Saakashvili Praises Police
Screengrab from the Georgian public broadcaster showing Cobra light armored vehicles at the police force parade in Batumi, May 6.
First and foremost it is thanks to the Georgian police that it was possible to create “a solid foundation for the Georgian statehood,” President Saakashvili said on May 6.
He was addressing a parade of police forces in Batumi, Adjara Autonomous Republic, marking the Day of Police, which coincides with the St. George’s day and anniversary of peaceful revolution in Adjara, which led to ousting of the region’s leader Aslan Abashidze in 2004.
“With your work and your existence you light up and expose warmth for Georgia and bring shining light for Georgia and for many countries in the region and, without exaggeration, for the entire world,” Saakashvili told the policemen at the parade in presence of Interior Minister Vano Merabishvili.
He said that the police reform was the first major reform carried out by his government and a prerequisite for other reforms. Saakashvili said that the police reform was “the major symbol of our transformation and of our new statehood.”

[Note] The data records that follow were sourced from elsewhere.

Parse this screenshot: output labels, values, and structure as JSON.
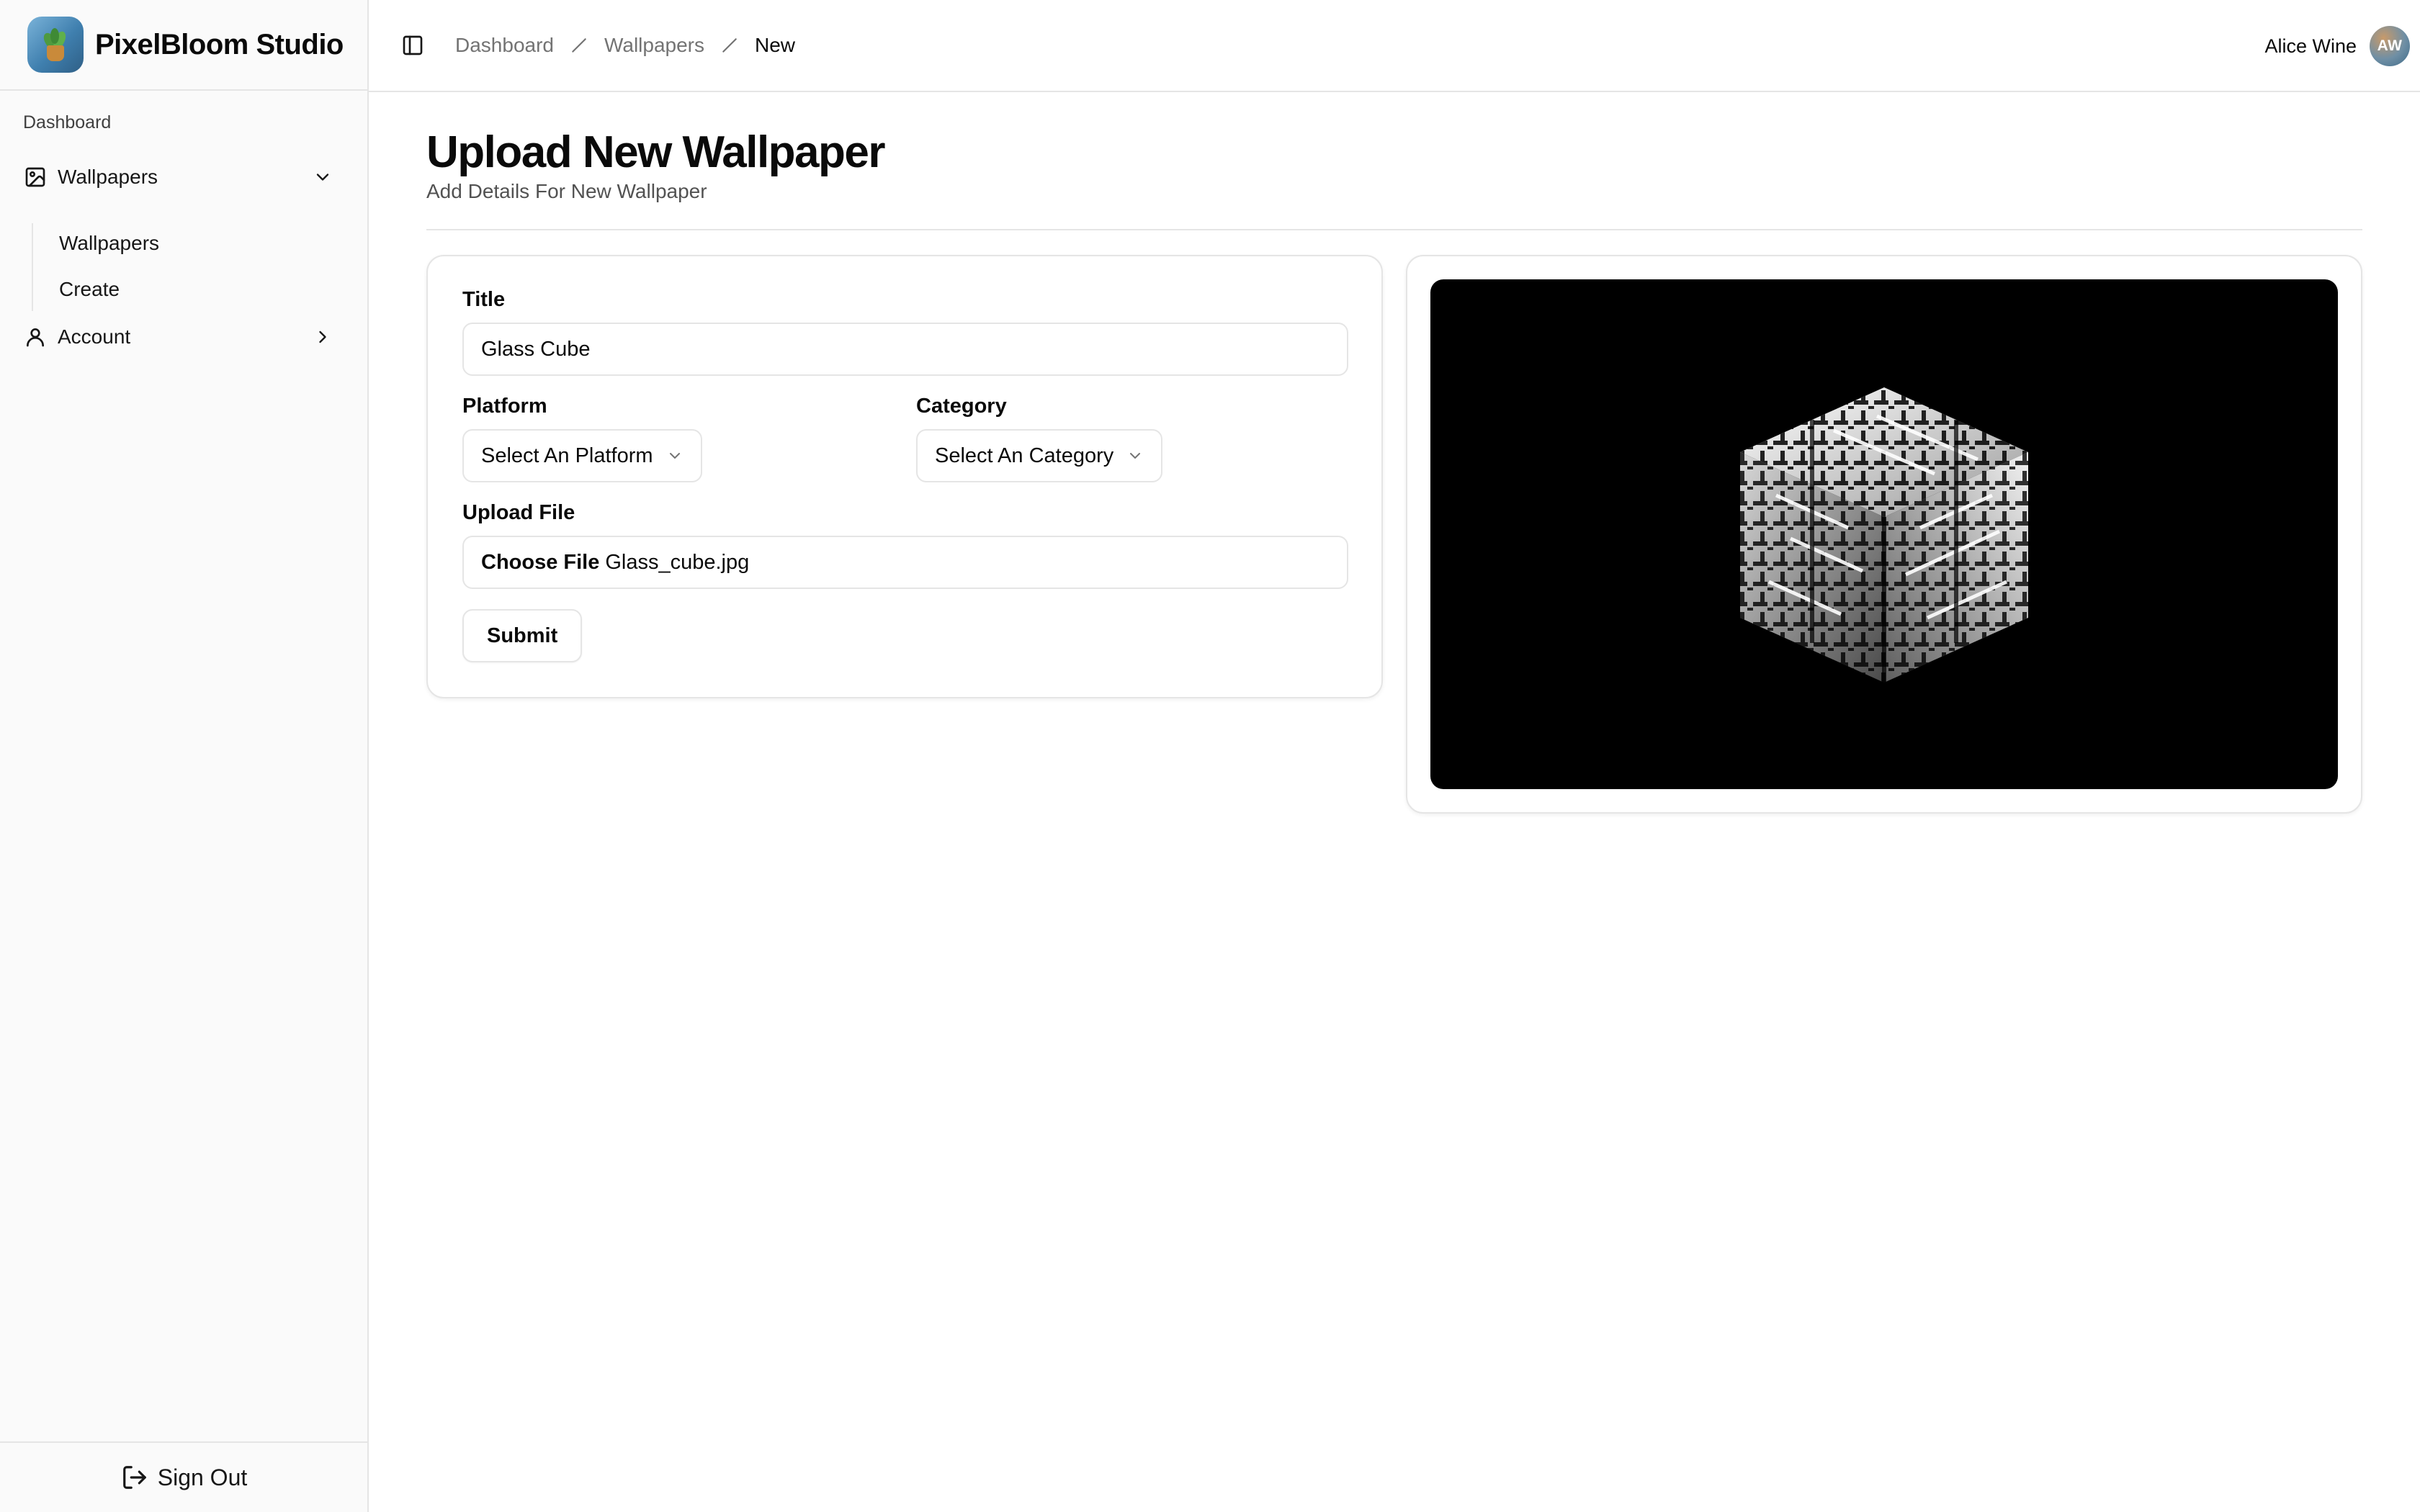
{
  "app": {
    "name": "PixelBloom Studio"
  },
  "sidebar": {
    "group_label": "Dashboard",
    "items": [
      {
        "label": "Wallpapers",
        "icon": "image-icon",
        "expanded": true,
        "children": [
          {
            "label": "Wallpapers"
          },
          {
            "label": "Create"
          }
        ]
      },
      {
        "label": "Account",
        "icon": "user-icon",
        "expanded": false
      }
    ],
    "sign_out_label": "Sign Out"
  },
  "header": {
    "breadcrumbs": [
      "Dashboard",
      "Wallpapers",
      "New"
    ],
    "user": {
      "name": "Alice Wine",
      "initials": "AW"
    }
  },
  "main": {
    "title": "Upload New Wallpaper",
    "subtitle": "Add Details For New Wallpaper",
    "form": {
      "title_label": "Title",
      "title_value": "Glass Cube",
      "platform_label": "Platform",
      "platform_value": "Select An Platform",
      "category_label": "Category",
      "category_value": "Select An Category",
      "upload_label": "Upload File",
      "file_button": "Choose File",
      "file_name": "Glass_cube.jpg",
      "submit_label": "Submit"
    },
    "preview": {
      "image": "glass-cube-wallpaper",
      "background": "#000000"
    }
  },
  "colors": {
    "sidebar_bg": "#fafafa",
    "border": "#e5e5e5",
    "text": "#0a0a0a",
    "muted_text": "#737373"
  }
}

Saakashvili said that the police was the major target of “attacks” by those who wanted to return Georgia back to those days when the corruption thrived in the country.
“Because it [the police] embodies new Georgia and attacks are carried out against the Georgian statehood,” he said, adding that the Georgian enemy “could not imagine, even in its worst nightmare” that Georgia would have withstood everything starting from economic embargo to military intervention “by the world’s largest country.”
Saakashvili said that function of the Georgian police “is much more then only protection of the public order.”